Jetzt begreife ich erst, wo Ihr Problem liegt. Ich hatte mir eigentlich eingebildet, eine ziemlich klare deutsche Prosa zu schreiben; insofern wundere ich mich, dass Sie in meine Texte etwas hineinlesen, was nicht drinsteht, und sie in einen Zusammenhang stellen, den ich nicht einmal angedeutet habe. Ich kann mir das nur so erklären, dass Sie allergisch gegen bestimmte deutschfeindliche Argumentationsmuster sind (was ich verstehen kann; ich selbst bin es auch) und deswegen meinen Text in den falschen Hals bekommen haben.

Sie widerlegen mit Ihren Argumenten ausschließlich Behauptungen, die ich nicht aufgestellt habe: Ich habe nicht behauptet, dass es die angesprochenen Phänomene anderswo nicht gegeben hätte. Ich habe nicht behauptet, dass es sich um überzeitliche und womöglich unveränderbare Eigenschaften des deutschen Nationalcharakters handele; ich habe mich ausdrücklich ausschließlich auf die Deutschen der zwanziger und dreißiger Jahre bezogen und kann nicht wirklich verstehen, wie Sie daraus einen Pauschalvorwurf gegen alle Deutschen, also auch die heutigen, herauslesen können (oder habe diesmal ich Sie missverstanden?). Ich habe erst recht nicht behauptet, andere – etwa die westlichen - Völker seien irgendwie „besser“ oder hätten keine Verbrechen begangen. Ich habe insbesondere nicht

„das a-historische Bild einer – heute! – von political correctness und Antidiskriminierung geradezu besessenen angelsächsischen Welt in eine Vergangenheit projiziert, die uns dann als leuchtender Gegenentwurf einer demokratischen Gesellschaft erscheint“:

In Wirklichkeit hatte ich die angelsächsische Welt mit keinem Wort erwähnt. Das, was Sie über die Briten und Amerikaner schreiben, ist genau das, was ich einem Briten oder Amerikaner hinreiben würde, wenn er mir mit deutschfeindlichen Sprüchen käme.
Ich fühle mich nur nicht verpflichtet, jeder Kritik am eigenen Land ein „Die Anderen haben ja auch…“ hinzuzufügen.

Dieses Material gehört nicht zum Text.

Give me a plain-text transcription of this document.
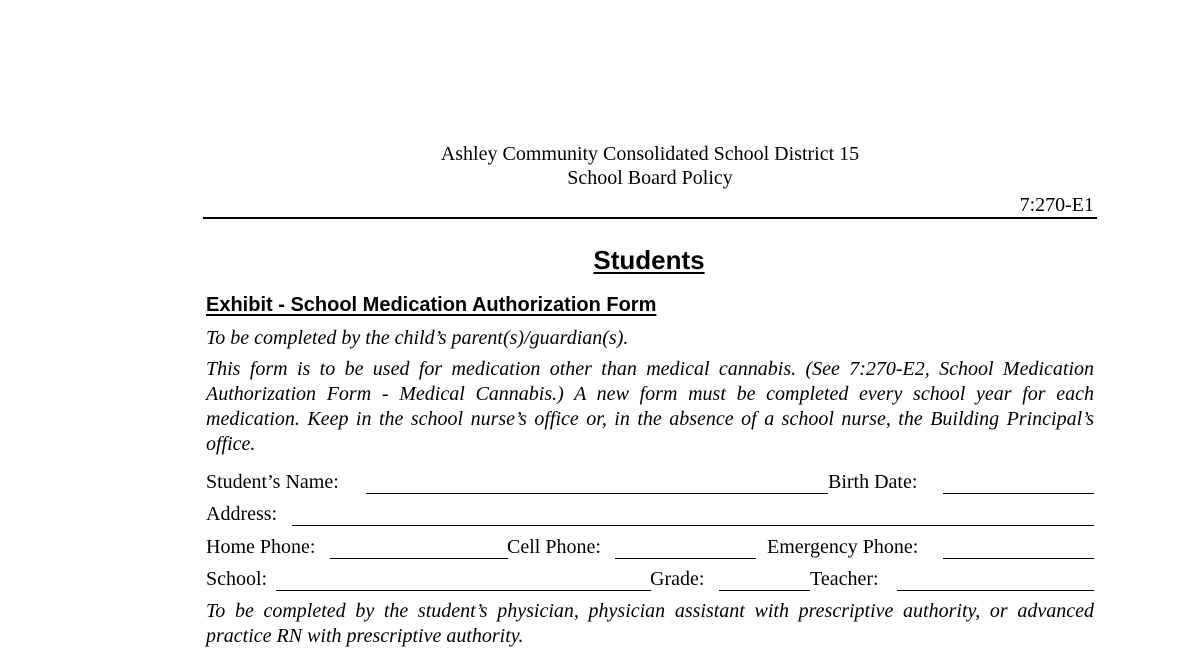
Ashley Community Consolidated School District 15
School Board Policy
7:270-E1
Students
Exhibit - School Medication Authorization Form
To be completed by the child’s parent(s)/guardian(s).
This form is to be used for medication other than medical cannabis. (See 7:270-E2, School Medication Authorization Form - Medical Cannabis.) A new form must be completed every school year for each medication. Keep in the school nurse’s office or, in the absence of a school nurse, the Building Principal’s office.
Student’s Name:	Birth Date:
Address:
Home Phone:	Cell Phone:	Emergency Phone:
School:	Grade:	Teacher:
To be completed by the student’s physician, physician assistant with prescriptive authority, or advanced practice RN with prescriptive authority.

Sie haben mich also missverstanden. Sofern Ihr einer Kommentar auf diesem Missverständnis basierte, nehme ich den Vorwurf der „Patzigkeit“ mit Bedauern zurück.

Nun zum einzelnen:

Es ist unstrittig, dass faschistische Bewegungen zur damaligen Zeit in großen Teilen Europas Erfolg hatten; besonders großen hatten sie in Süd- und Ostmitteleuropa einschließlich Österreichs und des Balkans. Die Demokratien bzw. liberalen Verfassungsstaaten, die es 1920 dort noch gegeben hatte, waren Mitte der dreißiger Jahre fast völlig verschwunden. Es scheint mir auch plausibel anzunehmen, dass eine Kombination aus Antisemitismus, autoritären Ordnungsvorstellungen, politischer Militanz und religiös aufgeladenen völkisch-nationalistischen Gemeinschaftsideologien dort eine ähnlich verhängnisvolle Rolle spielte wie in Deutschland, und wenn ich Sie richtig verstehe, sehen Sie das genauso. Nur ist das eben keine Widerlegung, sondern eine Bestätigung meiner These, dass ein Zusammenhang zwischen solchen Einstellungsmustern und der Entstehung totalitärer, mindestens aber autoritärer Systeme besteht. Die physische Bekämpfung von politischen Gegnern war in solchen, aber eben nur in solchen Ländern tatsächlich allgemein.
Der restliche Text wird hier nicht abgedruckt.